On a spiritual quest in art

At an ongoing exhibition in the Capital, artist Aiyana Gunjan's works showcases elements from Arabic 'thulus' to Buddhism and the tantric bindu.

Written by Vandana Kalra | New Delhi | Published:October 24, 2015 6:28 pm
Aiyana Gunjan_759 Artist Aiyana Gunjan’s exhibition is on till October 27.

The entire ‘Shivoham forms a circle with the calligraphy pen. Aiyana Gunjan splashes the tuscan shades on her canvas ‘I Am’. Referring to it as the circle of life, the Delhi-based artist says, “The work is about getting closer to an unbounded consciousness of what life and death is about.”

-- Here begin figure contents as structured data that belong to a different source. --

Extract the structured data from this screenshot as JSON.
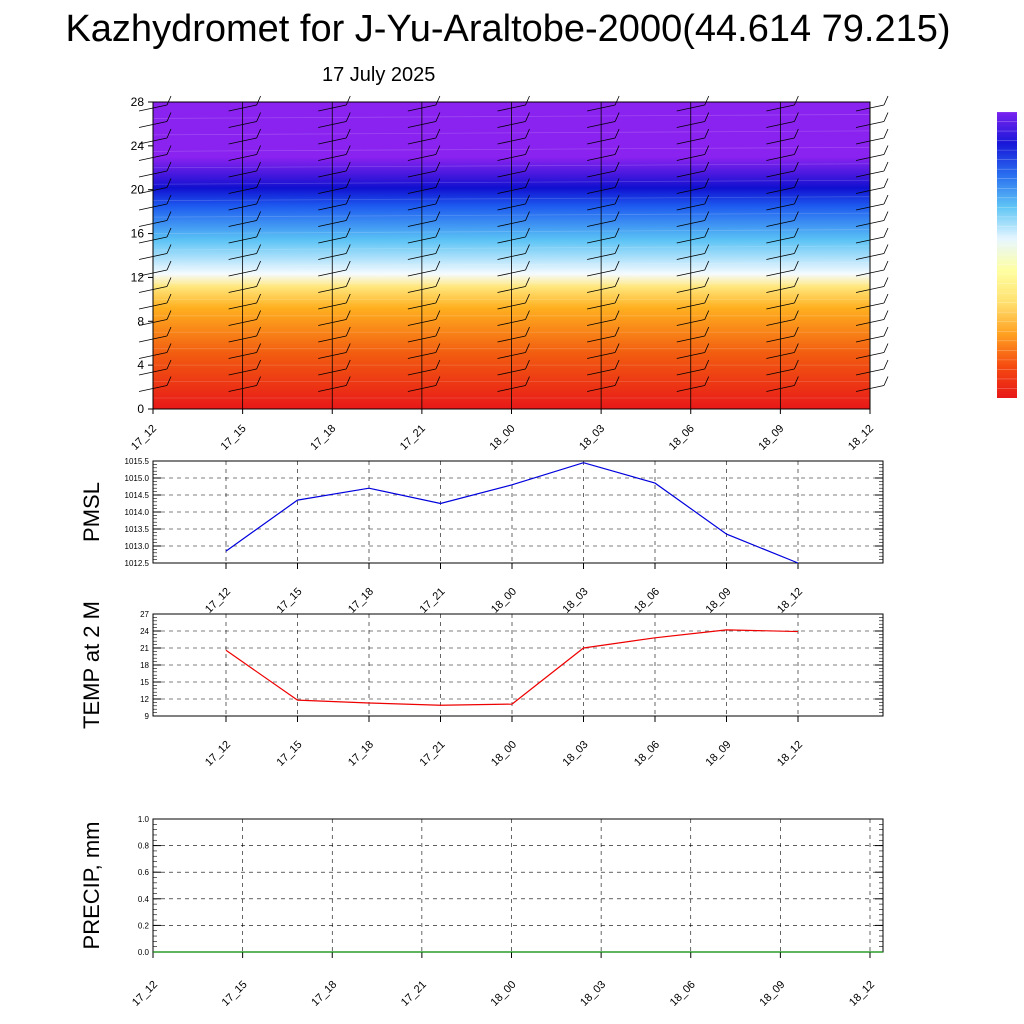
{
  "title": "Kazhydromet for J-Yu-Araltobe-2000(44.614 79.215)",
  "date": "17 July 2025",
  "chart_data": [
    {
      "type": "heatmap",
      "title": "",
      "xlabel": "",
      "ylabel": "",
      "x_ticks": [
        "17_12",
        "17_15",
        "17_18",
        "17_21",
        "18_00",
        "18_03",
        "18_06",
        "18_09",
        "18_12"
      ],
      "y_ticks": [
        "0",
        "4",
        "8",
        "12",
        "16",
        "20",
        "24",
        "28"
      ],
      "ylim": [
        0,
        28
      ],
      "colormap": [
        "#e81818",
        "#f25c10",
        "#ffb020",
        "#ffe880",
        "#f5fbff",
        "#5bc3f5",
        "#1e5cf0",
        "#1010d0",
        "#8a22f0"
      ],
      "colorbar_colors": [
        "#e81818",
        "#f54a10",
        "#ffa020",
        "#ffe070",
        "#ffffa0",
        "#e6f6ff",
        "#60c6f5",
        "#2a70f0",
        "#1818d8",
        "#7a22f0"
      ],
      "features": "warm (red) near surface to ~12, cool/blue above; wind barbs in columns"
    },
    {
      "type": "line",
      "ylabel": "PMSL",
      "x_ticks": [
        "17_12",
        "17_15",
        "17_18",
        "17_21",
        "18_00",
        "18_03",
        "18_06",
        "18_09",
        "18_12"
      ],
      "y_ticks": [
        "1012.5",
        "1013.0",
        "1013.5",
        "1014.0",
        "1014.5",
        "1015.0",
        "1015.5"
      ],
      "ylim": [
        1012.5,
        1015.5
      ],
      "grid": true,
      "series": [
        {
          "color": "#0000dd",
          "values": [
            1012.85,
            1014.35,
            1014.7,
            1014.25,
            1014.8,
            1015.45,
            1014.85,
            1013.35,
            1012.5
          ]
        }
      ]
    },
    {
      "type": "line",
      "ylabel": "TEMP at 2 M",
      "x_ticks": [
        "17_12",
        "17_15",
        "17_18",
        "17_21",
        "18_00",
        "18_03",
        "18_06",
        "18_09",
        "18_12"
      ],
      "y_ticks": [
        "9",
        "12",
        "15",
        "18",
        "21",
        "24",
        "27"
      ],
      "ylim": [
        9,
        27
      ],
      "grid": true,
      "series": [
        {
          "color": "#ee0000",
          "values": [
            20.6,
            11.8,
            11.3,
            10.9,
            11.1,
            21.0,
            22.8,
            24.2,
            23.9
          ]
        }
      ]
    },
    {
      "type": "bar",
      "ylabel": "PRECIP, mm",
      "x_ticks": [
        "17_12",
        "17_15",
        "17_18",
        "17_21",
        "18_00",
        "18_03",
        "18_06",
        "18_09",
        "18_12"
      ],
      "y_ticks": [
        "0.0",
        "0.2",
        "0.4",
        "0.6",
        "0.8",
        "1.0"
      ],
      "ylim": [
        0,
        1.0
      ],
      "grid": true,
      "series": [
        {
          "color": "#008800",
          "values": [
            0,
            0,
            0,
            0,
            0,
            0,
            0,
            0,
            0
          ]
        }
      ]
    }
  ]
}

One of the hundreds of works on display at her exhibition “The Moving Finger” at the Visual Arts Gallery, India Habitat Centre, the watercolour marks a merger between the spiritual, abstract and the calligraphic — the overriding themes in Gunjan’s works. “I paint, not to decorate walls, but to break the walls within. My creative journey is an expression of spiritual growth. I express that in my paintings – the depth, the dimension, the perspectives of life within,” says the 45-year-old advertising professional who takes inspiration from varied sources, ranging from the Arabic ‘thulus’ script to the Buddhist concept of Ichinen Sanzen and tantric bindu.

Journey Within1_759 Journey Within by Gunjan.

The verses, therefore, are given a colour. If ‘In Praise of Lotus Sutra’, takes from the prayer, the painting titled ‘Aspiration’ has bold strokes in the Arabic ‘thulus’ script. In strong shades of indigo and crimson, the watercolour ‘Day and Night’ depicts the Buddhist concept of Ichinen Sanzen – meaning past, present, future in one single moment. “In today’s time, when we are connected to the world around the clock, there are no time barriers. There is no concept of day and night,” she says, adding, “the orange depicts sunshine in our lives and the blue is the depth within.”

There is Delhi too – in ‘Delhi O Delhi’, Gunjan draws the Delhi roads in a complex calligraphic pattern. “Her works speak the language of a meditative silence and move along the contours of her personal space,” notes curator Alka Pande.

The exhibition is on at the Visual Arts Gallery, India Habitat Cenre, New Delhi, till October 27.